Eine Bestandsaufnahme
Verlag: Ammann
Gebundene Ausgabe: 176 Seiten
Kurzbeschreibung
"Der Frisch also, der ist Ihr Vater!? Sie erschrak daß er nicht Max Frisch sagte, auch nicht Herr Frisch, und in welchem Ton er es sagte! Aber auch er schien erschrocken." Eine Frau und ein Mann haben den Sommer über miteinander telefoniert, nun treffen sie sich in Venedig. Sie wissen fast nichts voneinander, aber schon bald stellt sich heraus, daß es in ihren Vorgeschichten fatale Überschneidungen gibt. Der Mann kannte Ingeborg Bachmann zu jener Zeit, als diese mit dem Vater der Frau, Max Frisch, zusammenlebte. Je länger die beiden durch Venedig schlendern, um so deutlicher wird ihr: Der Mann muß jenes nicht zu greifende Phantom gewesen sein, an dem ihr Vater in seiner Eifersucht schier zerbrochen war.
Die Begegnung in Venedig, als Affäre begonnen, endet verhängnisvoll. Der Mann flieht aus Angst, wie er später gesteht, Angst vor Verstrickung, und die Frau stürzt durch alle bis dahin sicher geglaubten Selbstbilder, "durch alle Spiegel". Die "Bestandsaufnahme" gibt ein bewegendes Zeugnis vom Versuch der Tochter, die schwierige Beziehung zum Vater neu zu sichten und darüber ihre eigene Sprache zu finden.
Ein wahres, ein wahrhaftiges Tochter-Vater-Buch.
Über die Autorin:
Ursula Priess, Tochter von Max Frisch (1911 1991), geboren 1943 in Zürich, Studium der Literaturwissenschaft. 1966 Wegzug aus der Schweiz, Ausbildung und Arbeit als Heilpädagogin in Schweden, Schottland, Süd- und Norddeutschland. Mitgründerin verschiedener Initiativen (u.a. heilpädagogische Schule in Kiel, sozial-therapeutische Lebens- und Werkgemeinschaft in Lahore/Pakistan). Mutter von vier Kindern. Mehrere Reisen nach Indien und Pakistan, sowie in Europa und in die Türkei, wo sie sich längere Zeit niederließ. Heute lebt und arbeitet sie in Norddeutschland und in Berlin. Von ihr sind verschiedene Texte in Anthologien erschienen. Zuletzt (als Herausgeberin): Istanbul, in der Reihe Europa erlesen, 2008.
Mein Eindruck:
Die Autorin hat geschickt einen autobiographischen Roman geschrieben, der hauptsächlich aus Reflexionen über ihr Verhältnis zu ihrem berühmten Vater, dem Schriftsteller Max Frisch, besteht. Dazu nutzt sie als Aufhänger eine Begegnung mit einem Mann, der früher Ingeborg Bachmann kannte und somit vielleicht einstmal ein Konkurrent ihres Vaters war.

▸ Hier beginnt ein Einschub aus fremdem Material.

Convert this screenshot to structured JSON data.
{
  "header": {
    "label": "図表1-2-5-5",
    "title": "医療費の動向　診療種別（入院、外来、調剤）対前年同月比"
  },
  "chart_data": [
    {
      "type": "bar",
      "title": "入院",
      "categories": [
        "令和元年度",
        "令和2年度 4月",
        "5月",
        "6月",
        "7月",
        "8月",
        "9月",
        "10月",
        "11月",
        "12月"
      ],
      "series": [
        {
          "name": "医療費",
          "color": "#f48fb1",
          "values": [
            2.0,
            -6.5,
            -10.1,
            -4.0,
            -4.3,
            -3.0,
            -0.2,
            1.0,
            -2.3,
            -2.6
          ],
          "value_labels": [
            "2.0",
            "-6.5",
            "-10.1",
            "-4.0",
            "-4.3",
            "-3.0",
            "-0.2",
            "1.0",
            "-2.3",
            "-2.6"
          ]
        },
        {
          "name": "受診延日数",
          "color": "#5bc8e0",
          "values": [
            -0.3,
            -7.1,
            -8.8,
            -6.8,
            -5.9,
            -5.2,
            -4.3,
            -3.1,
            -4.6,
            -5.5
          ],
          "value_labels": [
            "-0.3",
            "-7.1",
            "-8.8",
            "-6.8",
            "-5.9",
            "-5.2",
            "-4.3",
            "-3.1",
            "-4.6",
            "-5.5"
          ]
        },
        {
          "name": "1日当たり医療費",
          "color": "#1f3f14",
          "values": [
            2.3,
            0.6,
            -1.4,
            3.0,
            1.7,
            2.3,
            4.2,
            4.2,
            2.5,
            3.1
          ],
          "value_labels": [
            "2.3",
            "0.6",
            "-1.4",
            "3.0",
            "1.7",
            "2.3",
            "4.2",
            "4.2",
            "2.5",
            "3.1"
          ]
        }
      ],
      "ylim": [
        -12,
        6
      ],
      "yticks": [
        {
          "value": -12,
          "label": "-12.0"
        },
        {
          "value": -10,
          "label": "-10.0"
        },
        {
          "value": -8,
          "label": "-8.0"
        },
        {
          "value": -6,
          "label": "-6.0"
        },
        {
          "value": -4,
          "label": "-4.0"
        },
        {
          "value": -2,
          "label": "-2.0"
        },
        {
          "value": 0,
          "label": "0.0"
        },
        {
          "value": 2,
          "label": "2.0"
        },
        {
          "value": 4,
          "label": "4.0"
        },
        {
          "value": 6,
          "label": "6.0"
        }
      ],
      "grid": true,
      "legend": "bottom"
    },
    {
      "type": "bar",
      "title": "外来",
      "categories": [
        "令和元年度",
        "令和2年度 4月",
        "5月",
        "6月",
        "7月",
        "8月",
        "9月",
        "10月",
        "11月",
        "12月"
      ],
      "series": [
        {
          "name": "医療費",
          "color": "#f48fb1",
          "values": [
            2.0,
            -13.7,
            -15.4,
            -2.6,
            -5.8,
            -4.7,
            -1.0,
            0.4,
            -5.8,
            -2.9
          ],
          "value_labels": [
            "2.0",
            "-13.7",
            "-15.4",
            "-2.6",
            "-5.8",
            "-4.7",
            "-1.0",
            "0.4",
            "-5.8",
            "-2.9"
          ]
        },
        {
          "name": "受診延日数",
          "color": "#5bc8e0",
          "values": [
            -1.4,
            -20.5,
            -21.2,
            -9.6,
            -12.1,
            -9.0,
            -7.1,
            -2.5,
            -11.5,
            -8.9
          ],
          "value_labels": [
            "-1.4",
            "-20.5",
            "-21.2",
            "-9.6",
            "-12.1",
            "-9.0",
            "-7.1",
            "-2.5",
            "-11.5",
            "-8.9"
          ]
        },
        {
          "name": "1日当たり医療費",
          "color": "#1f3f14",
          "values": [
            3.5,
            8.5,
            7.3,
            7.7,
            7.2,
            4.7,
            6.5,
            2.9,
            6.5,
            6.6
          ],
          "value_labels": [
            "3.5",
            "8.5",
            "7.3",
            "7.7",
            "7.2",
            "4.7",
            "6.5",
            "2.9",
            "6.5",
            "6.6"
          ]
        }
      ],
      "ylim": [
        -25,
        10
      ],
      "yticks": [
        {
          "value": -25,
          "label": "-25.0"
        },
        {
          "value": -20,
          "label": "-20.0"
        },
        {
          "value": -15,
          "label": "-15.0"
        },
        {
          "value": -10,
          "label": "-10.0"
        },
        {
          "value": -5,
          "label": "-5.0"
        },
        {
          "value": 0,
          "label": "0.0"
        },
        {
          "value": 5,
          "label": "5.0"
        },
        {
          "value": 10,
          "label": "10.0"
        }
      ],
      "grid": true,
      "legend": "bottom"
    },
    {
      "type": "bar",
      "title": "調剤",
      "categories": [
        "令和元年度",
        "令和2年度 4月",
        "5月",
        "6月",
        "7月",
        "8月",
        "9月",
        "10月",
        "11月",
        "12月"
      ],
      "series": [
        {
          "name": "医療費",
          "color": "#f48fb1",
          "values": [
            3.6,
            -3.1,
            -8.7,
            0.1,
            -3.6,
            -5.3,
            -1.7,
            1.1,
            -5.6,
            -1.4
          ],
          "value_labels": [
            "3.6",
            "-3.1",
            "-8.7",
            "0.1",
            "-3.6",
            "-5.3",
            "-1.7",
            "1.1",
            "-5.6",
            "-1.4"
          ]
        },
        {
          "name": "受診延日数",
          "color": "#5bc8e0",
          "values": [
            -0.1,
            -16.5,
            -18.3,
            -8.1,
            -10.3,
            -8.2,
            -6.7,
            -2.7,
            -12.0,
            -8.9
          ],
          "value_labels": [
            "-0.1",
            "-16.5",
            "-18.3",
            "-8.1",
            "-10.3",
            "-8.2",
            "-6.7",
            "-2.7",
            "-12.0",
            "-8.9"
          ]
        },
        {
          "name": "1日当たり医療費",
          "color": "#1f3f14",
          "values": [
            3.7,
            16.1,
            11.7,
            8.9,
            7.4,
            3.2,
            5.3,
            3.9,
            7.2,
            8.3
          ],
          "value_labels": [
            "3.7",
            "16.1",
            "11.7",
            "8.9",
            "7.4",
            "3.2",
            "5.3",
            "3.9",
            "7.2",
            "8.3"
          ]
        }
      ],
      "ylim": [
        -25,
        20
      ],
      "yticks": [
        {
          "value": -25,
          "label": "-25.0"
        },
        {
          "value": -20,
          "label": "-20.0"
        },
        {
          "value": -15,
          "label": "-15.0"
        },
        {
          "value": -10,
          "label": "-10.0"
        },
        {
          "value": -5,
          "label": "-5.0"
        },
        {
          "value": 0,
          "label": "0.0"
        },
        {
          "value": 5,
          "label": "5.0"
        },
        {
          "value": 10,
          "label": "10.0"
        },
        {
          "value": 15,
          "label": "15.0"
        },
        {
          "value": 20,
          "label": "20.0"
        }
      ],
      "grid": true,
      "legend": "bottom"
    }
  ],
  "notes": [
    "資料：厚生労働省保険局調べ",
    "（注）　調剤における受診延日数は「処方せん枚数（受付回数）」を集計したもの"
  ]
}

Im Grund genommen halte ich den Aufhänger für überflüssig, da der Mann später keine große Rolle im Buch einnimmt, aber so hat die Autorin einen Weg gefunden, ihre Gedanken zu ordnen. Es gibt auch viele Anspielungen auf das Werk von Max Frisch. Man sollte für dieses Buch schon Interesse an Max Frisch mitbringen, um sich nicht zu langweilen. De Stil ist gut, aber auch nicht brillant, eher reduziert und fragmentarisch wirkend. Aus stilistischer Sicht habe ich persönlich keine Veranlassung gefunden, weitere Bücher von Ursula Priess zu lesen, aber das ist Geschmacksache.
Ansonsten sind die Passagen mit Max Frisch weitgehend gelungen, manchmal sogar amüsant.
Insgesamt reicht es bei mir für 6 Punkte.